Fall From Grace
"…thoughtful…emotionally charged.”                  - Jae-Ha Kim – The Chicago Sun Times
Fall From Grace is a powerful symbolic statement of protest. It represents a sort of blank verse, poetic/prophetic indictment of the shallow, rootless banality of current culture. The form chosen happens to be architectural, but the scope is far wider. Minimalism infected a multitude of fields, including literary criticism, where it was seriously argued that one could fully understand Shakespeare with no knowledge of Elizabethan England! “Connectedness is dead!” It was Santayana who observed that those who are ignorant of history are doomed to repeat it, and the failure to understand and appreciate our past is everywhere appallingly evident. The malady is widespread but all too rarely recognized, let alone seriously addressed therapeutically. It is the virtue of this play that it does spotlight the bacillus and display it in all its ugliness, though no remedial prescription is offered, except by implication.

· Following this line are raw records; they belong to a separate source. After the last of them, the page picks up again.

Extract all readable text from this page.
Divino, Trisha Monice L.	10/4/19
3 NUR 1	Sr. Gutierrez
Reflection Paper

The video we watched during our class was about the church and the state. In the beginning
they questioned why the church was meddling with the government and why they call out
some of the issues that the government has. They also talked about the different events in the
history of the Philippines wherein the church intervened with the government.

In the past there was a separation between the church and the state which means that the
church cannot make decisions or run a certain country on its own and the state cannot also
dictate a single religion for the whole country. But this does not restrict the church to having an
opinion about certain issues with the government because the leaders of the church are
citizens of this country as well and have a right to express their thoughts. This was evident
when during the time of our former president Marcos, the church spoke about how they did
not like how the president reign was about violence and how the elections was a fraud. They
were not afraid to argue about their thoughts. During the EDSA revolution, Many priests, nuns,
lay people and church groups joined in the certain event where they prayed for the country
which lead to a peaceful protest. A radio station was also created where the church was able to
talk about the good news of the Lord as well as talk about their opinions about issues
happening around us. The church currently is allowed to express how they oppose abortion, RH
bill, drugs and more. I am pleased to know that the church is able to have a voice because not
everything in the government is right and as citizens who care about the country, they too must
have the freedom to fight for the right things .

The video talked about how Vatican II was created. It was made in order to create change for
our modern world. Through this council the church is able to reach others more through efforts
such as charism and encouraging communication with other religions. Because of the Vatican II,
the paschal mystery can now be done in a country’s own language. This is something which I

The protagonist here, though symbolic of Prometheus at one level, discovers that his “gift” to man is of dubious value, which only adds to his pain. He finds solace in a wry humor and a return to basics: he will take his grandson to the zoo. But his hubris endures in his last word – he will “wire his room with constellations to light the night.” He lives in hope that he still may bring light into a darkling world. And the reader/viewer shares in that hope.
- William Graham Cole, Ph.D. - Author of The Restless Quest of Modern Man
Helgeson... understands the late 20th Century                    - Allan Bates Ph. D.